The communication of VAT exemption waiver to the Portuguese Tax Authority must be made in accordance with the formalities established in the VAT Code and supporting regulations. While the specific procedural requirements can vary depending on the type of activity, the general principle requires written communication to the competent tax service. In CAAD Case 167/2015-T, the claimant alleged it made a verbal communication within the required timeframe but lacked documentary evidence, arguing this should not prejudice its position given the expired 10-year retention period under Article 52(1) CIVA. The case illustrates the practical importance of obtaining and preserving written confirmation of such communications, as the burden of proof typically falls on the taxpayer to demonstrate compliance with formal requirements.
What are the consequences of failing to properly communicate a VAT exemption waiver under the Portuguese VAT Code?
Failing to properly communicate a VAT exemption waiver can have significant consequences under the Portuguese VAT Code. If the waiver is not validly communicated, the Tax Authority may treat transactions as exempt, disallowing input VAT deductions that the taxpayer has claimed. This can result in additional VAT assessments for improperly deducted amounts, plus compensatory interest for the period of non-compliance. In Case 167/2015-T, the taxpayer faced assessments totaling €122,718.14 covering multiple quarterly periods. The Tax Authority may conduct inspections to verify proper communication and compliance, and taxpayers who cannot substantiate their waiver may be required to repay all VAT deducted on inputs related to exempt activities. This underscores the critical importance of maintaining proper documentation and following formal communication procedures when exercising the right to waive VAT exemption.
Can additional VAT assessments and compensatory interest be challenged through tax arbitration at CAAD?

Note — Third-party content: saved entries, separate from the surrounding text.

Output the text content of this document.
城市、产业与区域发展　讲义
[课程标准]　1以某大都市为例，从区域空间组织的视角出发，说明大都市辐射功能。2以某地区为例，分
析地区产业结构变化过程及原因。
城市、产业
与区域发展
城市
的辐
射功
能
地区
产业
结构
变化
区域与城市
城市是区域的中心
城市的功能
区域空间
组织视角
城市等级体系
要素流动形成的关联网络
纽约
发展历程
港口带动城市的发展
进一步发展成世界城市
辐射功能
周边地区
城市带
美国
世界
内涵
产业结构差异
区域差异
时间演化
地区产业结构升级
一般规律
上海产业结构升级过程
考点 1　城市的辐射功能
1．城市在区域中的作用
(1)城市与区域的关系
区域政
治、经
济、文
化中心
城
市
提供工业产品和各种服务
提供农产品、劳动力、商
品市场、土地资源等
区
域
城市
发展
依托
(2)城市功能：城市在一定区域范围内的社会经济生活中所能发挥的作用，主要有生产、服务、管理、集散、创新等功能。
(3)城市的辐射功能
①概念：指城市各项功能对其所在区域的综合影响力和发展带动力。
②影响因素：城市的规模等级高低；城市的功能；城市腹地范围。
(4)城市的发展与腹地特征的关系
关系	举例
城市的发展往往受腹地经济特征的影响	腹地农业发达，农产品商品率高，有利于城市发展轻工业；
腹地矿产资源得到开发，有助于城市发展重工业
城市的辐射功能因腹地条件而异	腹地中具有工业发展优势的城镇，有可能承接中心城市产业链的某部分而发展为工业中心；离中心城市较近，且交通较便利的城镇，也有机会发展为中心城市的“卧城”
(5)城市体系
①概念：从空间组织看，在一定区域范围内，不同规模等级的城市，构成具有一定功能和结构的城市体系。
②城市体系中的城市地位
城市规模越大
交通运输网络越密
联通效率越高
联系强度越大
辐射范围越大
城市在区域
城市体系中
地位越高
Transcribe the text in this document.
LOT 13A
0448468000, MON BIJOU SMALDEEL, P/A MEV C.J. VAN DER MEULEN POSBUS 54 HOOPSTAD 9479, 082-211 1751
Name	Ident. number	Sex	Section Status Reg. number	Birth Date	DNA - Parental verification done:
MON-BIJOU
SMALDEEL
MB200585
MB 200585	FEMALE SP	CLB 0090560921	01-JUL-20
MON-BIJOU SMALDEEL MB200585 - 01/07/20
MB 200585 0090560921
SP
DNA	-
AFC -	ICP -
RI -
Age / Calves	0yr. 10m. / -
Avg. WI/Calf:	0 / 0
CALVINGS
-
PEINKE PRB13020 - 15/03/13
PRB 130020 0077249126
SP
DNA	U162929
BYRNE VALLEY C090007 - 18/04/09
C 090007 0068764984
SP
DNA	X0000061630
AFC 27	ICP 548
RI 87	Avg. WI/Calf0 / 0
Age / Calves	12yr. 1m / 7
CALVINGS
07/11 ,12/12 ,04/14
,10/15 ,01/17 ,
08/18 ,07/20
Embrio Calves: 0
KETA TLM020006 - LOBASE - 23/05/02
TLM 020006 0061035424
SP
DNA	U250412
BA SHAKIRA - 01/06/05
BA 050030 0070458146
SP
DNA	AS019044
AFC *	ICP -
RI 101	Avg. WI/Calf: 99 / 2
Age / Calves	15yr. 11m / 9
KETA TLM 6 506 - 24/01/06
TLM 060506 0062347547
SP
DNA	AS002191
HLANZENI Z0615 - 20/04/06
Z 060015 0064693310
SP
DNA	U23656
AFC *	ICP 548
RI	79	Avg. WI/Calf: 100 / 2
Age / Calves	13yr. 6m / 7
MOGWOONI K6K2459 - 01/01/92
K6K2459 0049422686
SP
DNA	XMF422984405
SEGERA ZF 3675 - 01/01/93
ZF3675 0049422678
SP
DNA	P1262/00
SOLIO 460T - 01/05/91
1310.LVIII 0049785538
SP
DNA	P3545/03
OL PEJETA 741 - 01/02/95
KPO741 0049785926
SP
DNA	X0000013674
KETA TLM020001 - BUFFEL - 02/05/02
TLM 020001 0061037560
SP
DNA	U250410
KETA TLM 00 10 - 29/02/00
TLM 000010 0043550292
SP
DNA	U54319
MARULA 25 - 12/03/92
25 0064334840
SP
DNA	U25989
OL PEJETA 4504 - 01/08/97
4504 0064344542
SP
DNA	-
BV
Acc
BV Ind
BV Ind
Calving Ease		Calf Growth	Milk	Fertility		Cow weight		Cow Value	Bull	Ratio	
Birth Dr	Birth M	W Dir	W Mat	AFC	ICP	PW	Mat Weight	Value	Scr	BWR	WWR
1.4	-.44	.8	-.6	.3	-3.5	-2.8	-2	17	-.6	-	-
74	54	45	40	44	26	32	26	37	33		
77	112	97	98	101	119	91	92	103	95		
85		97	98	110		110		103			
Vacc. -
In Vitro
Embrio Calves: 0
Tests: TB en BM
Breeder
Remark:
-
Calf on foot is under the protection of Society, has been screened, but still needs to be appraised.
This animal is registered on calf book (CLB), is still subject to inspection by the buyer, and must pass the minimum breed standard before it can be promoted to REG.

Yes, additional VAT assessments and compensatory interest can be challenged through tax arbitration at the Administrative Arbitration Centre (CAAD) under the Legal Framework for Arbitration in Tax Matters (RJAT - Decree-Law 10/2011 of January 20). Article 2(1) and Article 10(1)(a) of RJAT establish jurisdiction for arbitral tribunals to review the legality of tax assessments, including VAT. Case 167/2015-T exemplifies this process, where the taxpayer challenged multiple VAT additional assessments and compensatory interest through arbitration. The procedure involves submitting a request for constitution of an arbitral tribunal, appointment of arbitrators by the CAAD Deontological Council, and a hearing process. Taxpayers can seek annulment of assessments on grounds including procedural irregularities, lack of proper reasoning, violation of fundamental principles, and substantive illegality. CAAD arbitration provides an alternative to judicial courts for resolving tax disputes efficiently.
What periods and amounts were covered in the VAT additional assessments disputed in CAAD Case 167/2015-T?
In CAAD Case 167/2015-T, the disputed VAT additional assessments covered taxation periods from Q3 2010 (2010.03Q) through Q3 2014 (2014.03Q), spanning approximately four years of quarterly VAT periods. The total amount in dispute was €122,718.14, comprising both VAT assessments and compensatory interest. The case involved numerous administrative acts including: multiple additional assessments (Liquidações Adicionais), regular assessments (Liquidações), VAT assessment demonstrations numbered with 2014 references, account settlement demonstrations, and VAT interest assessment demonstrations - totaling 54 separate documents referenced in the arbitration request. This extensive documentation reflected the Tax Authority's inspection findings across multiple periods, which the claimant challenged as unintelligible and improperly reasoned. The claimant sought full annulment of all these assessments plus condemnation of the Tax Administration to pay indemnity interest under Article 43 of the General Tax Code.